Final
  for this game

Washington routs Oregon State, moves to top of Pac-10

Feb 13, 2009 - 7:38 AM SEATTLE (Ticker) -- A slow start didn't keep Washington from taking over the top spot in the Pac-10.

Justin Dentmon scored a season-high 28 points, leading the 24th-ranked Huskies to a 79-60 victory over Oregon State on Thursday.

Dentmon hit 8-of-11 shots, including seven 3-pointers, and added a career-high seven assists while Quincy Pondexter had 11 points and seven rebounds for Washington (18-6, 9-3 Pac-10), which took over first place in the conference after sixth-ranked UCLA suffered a 74-67 setback to No. 18 Arizona State earlier Thursday.

"Dentmon had another phenomenal basketball game - passed it, scored it, hit big shots, played good defense. Played like a senior," Huskies coach Lorenzo Romar said. "This game really concerned me coming into this game because I know what Oregon State is capable of doing. They play a different style and they're hard to play against.

"The game went a little bit like the game in Corvallis (an 85-59 victory on January 17) where it took our guys a little bit to settle down and really figure out how to play against them. Once that happened, we were able to slowly separate ourselves."

Calvin Haynes scored 15 points and Seth Tarver contributed 14 and seven rebounds for the Beavers (10-13, 4-8), who hit only 2-of-12 (17 percent) of their 3-pointers and suffered their third straight loss despite playing well in the early going.

"(Romar) is a good coach, he's got a good team and they play a certain way," Oregon State coach Craig Robinson said. "We can't play that way yet; we don't have the personnel. We have to be much more creative in what we do to make them play our way. It worked for a while, but we just couldn't maintain it."

Oregon State was in control for much of the first half on the strength of a dominating inside presence.

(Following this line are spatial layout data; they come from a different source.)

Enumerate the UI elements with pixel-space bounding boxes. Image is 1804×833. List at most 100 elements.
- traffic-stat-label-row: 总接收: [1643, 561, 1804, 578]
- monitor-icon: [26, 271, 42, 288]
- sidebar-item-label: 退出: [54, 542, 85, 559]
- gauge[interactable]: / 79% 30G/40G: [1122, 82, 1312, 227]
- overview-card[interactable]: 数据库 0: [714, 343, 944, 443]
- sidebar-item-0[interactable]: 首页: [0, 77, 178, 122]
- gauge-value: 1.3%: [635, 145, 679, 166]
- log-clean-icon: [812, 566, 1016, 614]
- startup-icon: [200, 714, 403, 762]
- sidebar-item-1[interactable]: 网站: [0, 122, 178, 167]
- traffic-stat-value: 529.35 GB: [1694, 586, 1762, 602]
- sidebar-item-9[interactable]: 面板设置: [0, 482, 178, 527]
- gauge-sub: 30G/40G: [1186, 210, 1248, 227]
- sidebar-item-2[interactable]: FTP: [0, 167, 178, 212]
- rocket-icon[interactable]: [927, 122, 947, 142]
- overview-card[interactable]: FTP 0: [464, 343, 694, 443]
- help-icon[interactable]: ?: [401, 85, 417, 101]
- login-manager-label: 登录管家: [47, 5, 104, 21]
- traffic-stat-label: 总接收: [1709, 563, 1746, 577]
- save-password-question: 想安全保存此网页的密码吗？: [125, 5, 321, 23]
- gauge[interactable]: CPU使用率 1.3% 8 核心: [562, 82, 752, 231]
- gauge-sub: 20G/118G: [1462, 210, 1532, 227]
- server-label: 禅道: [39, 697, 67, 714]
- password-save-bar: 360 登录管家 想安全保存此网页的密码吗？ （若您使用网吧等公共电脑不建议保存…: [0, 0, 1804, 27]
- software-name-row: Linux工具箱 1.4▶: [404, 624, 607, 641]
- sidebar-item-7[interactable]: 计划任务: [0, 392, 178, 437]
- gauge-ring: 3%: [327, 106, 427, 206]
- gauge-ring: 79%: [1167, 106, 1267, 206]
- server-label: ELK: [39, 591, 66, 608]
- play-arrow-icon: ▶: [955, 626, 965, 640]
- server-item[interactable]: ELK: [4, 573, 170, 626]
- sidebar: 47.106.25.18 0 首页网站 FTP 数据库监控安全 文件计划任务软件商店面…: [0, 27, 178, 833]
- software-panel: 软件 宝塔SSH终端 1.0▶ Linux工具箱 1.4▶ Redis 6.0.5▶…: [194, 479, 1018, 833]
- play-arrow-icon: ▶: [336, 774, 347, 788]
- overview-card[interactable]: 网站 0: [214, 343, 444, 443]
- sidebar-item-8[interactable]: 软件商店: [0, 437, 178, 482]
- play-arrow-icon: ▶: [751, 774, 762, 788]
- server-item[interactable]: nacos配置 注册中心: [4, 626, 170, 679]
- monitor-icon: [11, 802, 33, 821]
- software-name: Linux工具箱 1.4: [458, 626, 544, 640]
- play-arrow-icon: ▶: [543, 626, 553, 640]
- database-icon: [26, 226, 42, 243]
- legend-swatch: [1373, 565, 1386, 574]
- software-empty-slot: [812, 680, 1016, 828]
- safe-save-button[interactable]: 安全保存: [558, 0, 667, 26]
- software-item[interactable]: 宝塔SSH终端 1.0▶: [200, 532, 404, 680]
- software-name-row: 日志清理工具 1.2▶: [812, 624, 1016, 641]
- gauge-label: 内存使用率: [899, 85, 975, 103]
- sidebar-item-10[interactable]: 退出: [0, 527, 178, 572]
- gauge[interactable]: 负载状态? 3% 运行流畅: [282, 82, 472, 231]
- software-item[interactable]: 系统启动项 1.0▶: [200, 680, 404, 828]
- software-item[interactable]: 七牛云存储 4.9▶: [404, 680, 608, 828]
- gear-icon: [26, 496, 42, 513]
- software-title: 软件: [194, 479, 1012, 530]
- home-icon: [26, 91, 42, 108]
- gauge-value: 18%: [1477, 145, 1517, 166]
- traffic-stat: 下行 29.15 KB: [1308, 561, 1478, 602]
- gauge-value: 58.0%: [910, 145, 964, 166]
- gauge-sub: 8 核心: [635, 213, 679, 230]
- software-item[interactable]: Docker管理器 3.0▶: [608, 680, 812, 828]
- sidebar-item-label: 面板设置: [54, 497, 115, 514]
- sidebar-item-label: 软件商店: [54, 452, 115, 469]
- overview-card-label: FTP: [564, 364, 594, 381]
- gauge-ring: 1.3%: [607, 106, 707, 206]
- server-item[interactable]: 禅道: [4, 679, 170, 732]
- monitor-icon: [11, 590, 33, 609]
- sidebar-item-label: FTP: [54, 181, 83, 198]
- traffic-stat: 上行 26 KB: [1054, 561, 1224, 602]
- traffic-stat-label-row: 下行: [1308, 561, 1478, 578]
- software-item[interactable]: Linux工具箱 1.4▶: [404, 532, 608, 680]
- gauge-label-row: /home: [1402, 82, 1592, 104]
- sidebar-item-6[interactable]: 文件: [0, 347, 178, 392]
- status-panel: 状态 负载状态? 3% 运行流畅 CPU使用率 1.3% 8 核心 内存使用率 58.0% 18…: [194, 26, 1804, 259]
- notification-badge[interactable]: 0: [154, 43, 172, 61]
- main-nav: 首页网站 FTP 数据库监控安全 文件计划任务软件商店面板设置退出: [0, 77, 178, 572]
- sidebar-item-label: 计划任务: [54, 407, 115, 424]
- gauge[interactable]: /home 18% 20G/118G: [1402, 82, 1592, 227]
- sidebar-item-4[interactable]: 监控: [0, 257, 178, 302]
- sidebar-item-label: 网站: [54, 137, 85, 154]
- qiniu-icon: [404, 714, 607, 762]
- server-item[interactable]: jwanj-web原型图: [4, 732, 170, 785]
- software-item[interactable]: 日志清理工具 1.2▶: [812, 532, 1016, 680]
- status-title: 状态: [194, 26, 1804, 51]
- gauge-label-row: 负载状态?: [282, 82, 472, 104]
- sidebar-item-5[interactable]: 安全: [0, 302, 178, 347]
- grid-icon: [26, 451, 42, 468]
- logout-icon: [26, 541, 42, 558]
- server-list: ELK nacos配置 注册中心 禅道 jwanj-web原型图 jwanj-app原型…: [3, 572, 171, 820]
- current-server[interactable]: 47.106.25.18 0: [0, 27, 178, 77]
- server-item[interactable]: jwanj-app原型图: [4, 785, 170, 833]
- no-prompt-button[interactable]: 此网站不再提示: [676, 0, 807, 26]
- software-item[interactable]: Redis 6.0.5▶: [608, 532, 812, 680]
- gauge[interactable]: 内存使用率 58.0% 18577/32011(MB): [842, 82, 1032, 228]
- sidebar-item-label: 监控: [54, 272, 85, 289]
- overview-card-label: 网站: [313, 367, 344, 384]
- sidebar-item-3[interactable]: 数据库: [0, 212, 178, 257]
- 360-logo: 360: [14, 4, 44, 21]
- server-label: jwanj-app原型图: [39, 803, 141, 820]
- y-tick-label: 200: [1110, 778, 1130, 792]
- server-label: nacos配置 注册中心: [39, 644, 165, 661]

Seth Tarver's layup with 6:40 remaining gave the Beavers a 25-19 lead and an 18-2 advantage in points in the paint.

Oregon State pushed its lead to as many as seven points on Josh Tarver's layup with 4:55 remaining, but Washington responded with a 9-0 run to take a two-point advantage.

Dentmon started the run with a 3-pointer, the Huskies' first field goal in 5:45, and scored the final seven points of the half.

"It took us a while, because we were really trying to look for a home-run play," Dentmon said. "We were trying to make one pass and hopefully get a shot up, when we should've just moved the ball and looked for cracks in their defense and got more open shots."

Washington converted just 35 percent (9-of-26) of its shots from the field in the opening 20 minutes but carried a 36-35 lead into the locker rooms by outscoring the Beavers, 14-4, at the free-throw line.

Rickey Claitt's jumper to start the second half put Oregon State on top, but Jon Brockman's back-to-back layups sparked a 9-2 run that pushed the Huskies' bulge to 45-39.

"They really paid a lot of attention to detail on their defensive end and I think it caught us a little off guard how they were executing their defensive game plan and that 1-3-1 zone," Pondexter said. "We kept trying to work through it and noticed the little differences and just executed.

"We moved a lot better without the ball. We didn't try to make the home-run play. Passed a lot of the time and we were a lot more patient and therefore we got a lot of easy baskets by heading inside and finding the best 3-point shooter in the country right now, Justin Dentmon."

The Beavers trimmed the lead to three before going ice cold from the field. Following Seth Tarver's dunk with 14:55 left, Oregon State failed to hit a bucket for the next 6:13 as Washington's lead grew to an insurmountable 13 points.

"We had to do something different based on the loss last time," Robinson said. "It was working. And then we got out of our game plan, which was to impose our will offensively. We started taking some bad shots and throwing the ball away and the next thing you know with like 11 minutes to go we were right back to where we started."

The Huskies pushed their advantage to as many as 21 points down the stretch en route to their second straight victory, hitting 16-of-25 (64 percent) from the floor in the second half to finish the game at 49 percent.

"Oregon State does a great job, they really challenge you and do a good job of defending you with those zones," Romar said. "They play great, fundamentally smart basketball and if you make any mistakes, they burn you. In the second half we backed our pressure off a little bit and that cut down on some of those layups."